Hate delights to dig up dirt. How much do you have to hate yourself and the rest of humanity to dig up dirt on a guy with a beer sign who sent a million bucks to a children’s hospital? Was he that jealous for attention? Was he that insecure in his job? What possible “journalistic” relevance did a tweet from a 16-year old add to this story? Mr. King wasn’t running for public office. He wasn’t nominated for the supreme court. He wasn’t on a social justice soapbox. He just made a sign for laughs and the world laughed along with him until some “reporter” wanted to suck the joy out of the story. I’m sure the reporter would have appreciated not having his Twitter indiscretions uncovered for public consumption. “Do unto others, as you would have them do unto you.” That rule is golden.

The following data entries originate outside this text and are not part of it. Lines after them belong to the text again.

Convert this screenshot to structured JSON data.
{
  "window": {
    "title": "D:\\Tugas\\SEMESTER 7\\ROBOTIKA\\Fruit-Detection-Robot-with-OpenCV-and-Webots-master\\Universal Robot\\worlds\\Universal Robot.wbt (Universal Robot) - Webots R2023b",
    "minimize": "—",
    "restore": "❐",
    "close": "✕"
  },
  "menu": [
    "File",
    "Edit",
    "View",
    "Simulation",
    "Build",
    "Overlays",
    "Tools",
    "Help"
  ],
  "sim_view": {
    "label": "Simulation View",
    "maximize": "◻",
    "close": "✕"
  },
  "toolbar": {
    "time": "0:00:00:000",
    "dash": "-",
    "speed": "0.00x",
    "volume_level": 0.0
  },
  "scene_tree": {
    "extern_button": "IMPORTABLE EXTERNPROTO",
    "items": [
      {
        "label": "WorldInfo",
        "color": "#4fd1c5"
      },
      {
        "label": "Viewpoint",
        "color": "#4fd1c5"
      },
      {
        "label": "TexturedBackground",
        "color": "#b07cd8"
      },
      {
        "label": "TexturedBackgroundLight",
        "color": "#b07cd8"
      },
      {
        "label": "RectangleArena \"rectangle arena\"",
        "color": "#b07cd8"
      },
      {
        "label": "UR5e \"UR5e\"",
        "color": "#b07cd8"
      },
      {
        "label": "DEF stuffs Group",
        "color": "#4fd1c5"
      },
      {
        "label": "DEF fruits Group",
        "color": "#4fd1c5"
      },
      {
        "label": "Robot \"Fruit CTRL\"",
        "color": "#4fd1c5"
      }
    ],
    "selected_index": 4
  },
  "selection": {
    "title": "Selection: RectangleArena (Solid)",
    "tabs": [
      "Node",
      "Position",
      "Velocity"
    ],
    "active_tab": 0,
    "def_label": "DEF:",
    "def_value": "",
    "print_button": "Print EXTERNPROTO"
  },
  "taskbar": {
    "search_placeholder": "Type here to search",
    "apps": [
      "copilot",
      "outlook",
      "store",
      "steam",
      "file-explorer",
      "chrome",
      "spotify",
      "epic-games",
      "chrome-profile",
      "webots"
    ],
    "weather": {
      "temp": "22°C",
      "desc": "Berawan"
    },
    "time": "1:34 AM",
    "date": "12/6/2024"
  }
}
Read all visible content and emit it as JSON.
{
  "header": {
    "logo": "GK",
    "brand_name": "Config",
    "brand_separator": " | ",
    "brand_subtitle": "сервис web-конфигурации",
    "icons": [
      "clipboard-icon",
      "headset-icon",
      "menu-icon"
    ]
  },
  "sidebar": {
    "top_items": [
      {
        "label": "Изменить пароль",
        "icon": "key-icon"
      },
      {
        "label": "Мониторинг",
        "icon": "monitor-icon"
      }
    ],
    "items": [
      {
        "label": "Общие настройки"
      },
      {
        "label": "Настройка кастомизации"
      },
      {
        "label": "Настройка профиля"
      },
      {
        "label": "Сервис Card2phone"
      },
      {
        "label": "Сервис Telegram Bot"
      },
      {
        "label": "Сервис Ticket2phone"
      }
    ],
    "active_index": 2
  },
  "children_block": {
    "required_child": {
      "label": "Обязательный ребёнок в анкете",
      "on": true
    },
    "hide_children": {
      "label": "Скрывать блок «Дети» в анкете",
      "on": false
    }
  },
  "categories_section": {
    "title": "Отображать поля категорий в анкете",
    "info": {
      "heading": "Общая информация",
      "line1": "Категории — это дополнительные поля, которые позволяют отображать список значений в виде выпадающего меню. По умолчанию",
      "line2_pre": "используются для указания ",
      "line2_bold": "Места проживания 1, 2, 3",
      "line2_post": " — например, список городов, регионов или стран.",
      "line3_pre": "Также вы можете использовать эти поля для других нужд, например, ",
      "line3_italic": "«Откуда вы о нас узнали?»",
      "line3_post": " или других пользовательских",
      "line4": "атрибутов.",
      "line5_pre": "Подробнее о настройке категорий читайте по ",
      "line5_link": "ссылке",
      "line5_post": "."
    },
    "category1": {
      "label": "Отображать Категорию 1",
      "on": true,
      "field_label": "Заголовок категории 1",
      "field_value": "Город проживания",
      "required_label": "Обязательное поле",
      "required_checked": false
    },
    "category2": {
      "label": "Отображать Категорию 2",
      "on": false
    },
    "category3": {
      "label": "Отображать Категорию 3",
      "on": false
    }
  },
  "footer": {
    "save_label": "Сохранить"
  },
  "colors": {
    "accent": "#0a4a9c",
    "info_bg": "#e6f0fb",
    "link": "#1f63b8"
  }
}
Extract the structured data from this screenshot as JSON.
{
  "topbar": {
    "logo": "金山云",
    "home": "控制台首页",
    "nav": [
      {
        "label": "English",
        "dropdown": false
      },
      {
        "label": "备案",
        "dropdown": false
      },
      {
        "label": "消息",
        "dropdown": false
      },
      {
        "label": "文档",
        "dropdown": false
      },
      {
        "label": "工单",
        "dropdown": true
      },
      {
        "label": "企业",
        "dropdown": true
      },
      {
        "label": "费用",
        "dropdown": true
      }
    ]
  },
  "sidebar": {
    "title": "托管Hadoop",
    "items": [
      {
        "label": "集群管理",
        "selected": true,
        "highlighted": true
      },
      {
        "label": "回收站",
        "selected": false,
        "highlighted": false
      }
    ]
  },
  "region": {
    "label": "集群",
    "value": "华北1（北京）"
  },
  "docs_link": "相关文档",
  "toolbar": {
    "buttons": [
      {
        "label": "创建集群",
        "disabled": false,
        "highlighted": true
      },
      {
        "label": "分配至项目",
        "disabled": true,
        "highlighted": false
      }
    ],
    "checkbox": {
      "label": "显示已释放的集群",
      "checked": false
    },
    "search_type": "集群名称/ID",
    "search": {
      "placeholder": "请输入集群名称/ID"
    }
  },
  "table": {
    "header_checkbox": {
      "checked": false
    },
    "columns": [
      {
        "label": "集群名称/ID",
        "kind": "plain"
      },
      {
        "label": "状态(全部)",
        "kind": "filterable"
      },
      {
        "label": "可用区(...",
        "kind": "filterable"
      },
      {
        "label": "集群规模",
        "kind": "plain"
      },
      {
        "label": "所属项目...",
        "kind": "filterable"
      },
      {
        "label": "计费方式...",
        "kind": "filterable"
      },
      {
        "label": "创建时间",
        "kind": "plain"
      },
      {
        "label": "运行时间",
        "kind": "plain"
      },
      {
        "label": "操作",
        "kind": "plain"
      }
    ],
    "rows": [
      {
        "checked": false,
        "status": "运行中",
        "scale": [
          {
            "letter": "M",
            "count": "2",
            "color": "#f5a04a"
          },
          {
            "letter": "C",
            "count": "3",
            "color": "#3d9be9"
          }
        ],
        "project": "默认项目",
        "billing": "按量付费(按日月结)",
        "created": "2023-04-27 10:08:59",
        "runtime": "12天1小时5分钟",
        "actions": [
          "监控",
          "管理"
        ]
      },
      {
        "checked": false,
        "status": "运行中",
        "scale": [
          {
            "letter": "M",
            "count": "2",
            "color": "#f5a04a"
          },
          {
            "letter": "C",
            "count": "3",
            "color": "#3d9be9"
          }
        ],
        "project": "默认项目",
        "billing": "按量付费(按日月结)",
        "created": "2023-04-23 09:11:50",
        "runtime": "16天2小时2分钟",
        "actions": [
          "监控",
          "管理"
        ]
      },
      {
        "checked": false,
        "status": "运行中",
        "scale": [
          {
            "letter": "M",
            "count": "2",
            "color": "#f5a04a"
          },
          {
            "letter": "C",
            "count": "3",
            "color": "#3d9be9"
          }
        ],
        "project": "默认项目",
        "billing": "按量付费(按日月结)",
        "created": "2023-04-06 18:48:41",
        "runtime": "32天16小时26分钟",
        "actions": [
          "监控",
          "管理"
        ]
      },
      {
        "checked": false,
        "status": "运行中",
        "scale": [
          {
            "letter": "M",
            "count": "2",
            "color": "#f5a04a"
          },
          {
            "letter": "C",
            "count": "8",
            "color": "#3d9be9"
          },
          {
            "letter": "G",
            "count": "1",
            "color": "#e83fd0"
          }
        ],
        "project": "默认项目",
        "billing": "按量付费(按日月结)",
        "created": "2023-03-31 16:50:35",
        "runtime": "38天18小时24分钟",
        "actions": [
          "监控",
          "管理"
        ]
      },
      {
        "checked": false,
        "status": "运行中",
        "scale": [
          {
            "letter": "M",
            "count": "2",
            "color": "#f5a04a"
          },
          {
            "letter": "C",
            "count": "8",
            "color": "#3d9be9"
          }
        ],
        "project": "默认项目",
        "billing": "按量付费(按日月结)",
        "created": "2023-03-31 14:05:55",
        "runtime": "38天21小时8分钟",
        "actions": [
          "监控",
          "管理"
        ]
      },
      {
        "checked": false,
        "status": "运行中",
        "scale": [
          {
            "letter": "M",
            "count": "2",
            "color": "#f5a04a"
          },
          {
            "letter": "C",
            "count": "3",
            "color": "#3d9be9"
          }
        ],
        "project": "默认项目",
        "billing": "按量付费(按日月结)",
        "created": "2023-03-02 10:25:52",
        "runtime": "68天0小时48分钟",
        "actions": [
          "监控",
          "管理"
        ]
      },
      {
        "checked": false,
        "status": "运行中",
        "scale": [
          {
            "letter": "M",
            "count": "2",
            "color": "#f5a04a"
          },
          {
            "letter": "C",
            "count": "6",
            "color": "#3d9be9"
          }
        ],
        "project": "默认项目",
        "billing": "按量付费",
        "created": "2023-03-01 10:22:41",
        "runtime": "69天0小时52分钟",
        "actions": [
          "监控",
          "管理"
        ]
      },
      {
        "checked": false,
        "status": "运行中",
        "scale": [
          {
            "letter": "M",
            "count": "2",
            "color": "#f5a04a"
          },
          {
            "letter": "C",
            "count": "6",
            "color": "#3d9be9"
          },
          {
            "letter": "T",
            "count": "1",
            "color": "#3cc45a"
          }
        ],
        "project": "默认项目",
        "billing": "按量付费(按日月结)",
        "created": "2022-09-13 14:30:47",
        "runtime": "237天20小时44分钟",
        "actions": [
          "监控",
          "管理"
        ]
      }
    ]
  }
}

“Love covers a multitude of sin” (1 Peter 4:8). God’s love covered a world of sin with Jesus’ innocent, atoning Blood. It’s time we do the same for each other, and for everyone, especially for those with whom we disagree or those we consider our enemies, persecutors, slanderers, as well as our ex-wives and -husbands. It’s good to recall your own sins. Forgiveness doesn’t come with amnesia. You come to a deeper appreciation for how great a sinner you are and how great a Savior Jesus is. But the sins of others need to be covered up, put out of sight, as far as the east is from the west.

Love covers up the sins of others. Love covers a multitude of sin. Love doesn’t dig around to uncover sins past and forgotten. And love covers sins that have been uncovered, whether intentionally or unintentionally. The reporter could have just left it there, buried in the past. The past has been reconciled and buried in the good, dark death of Jesus. Just leave it there.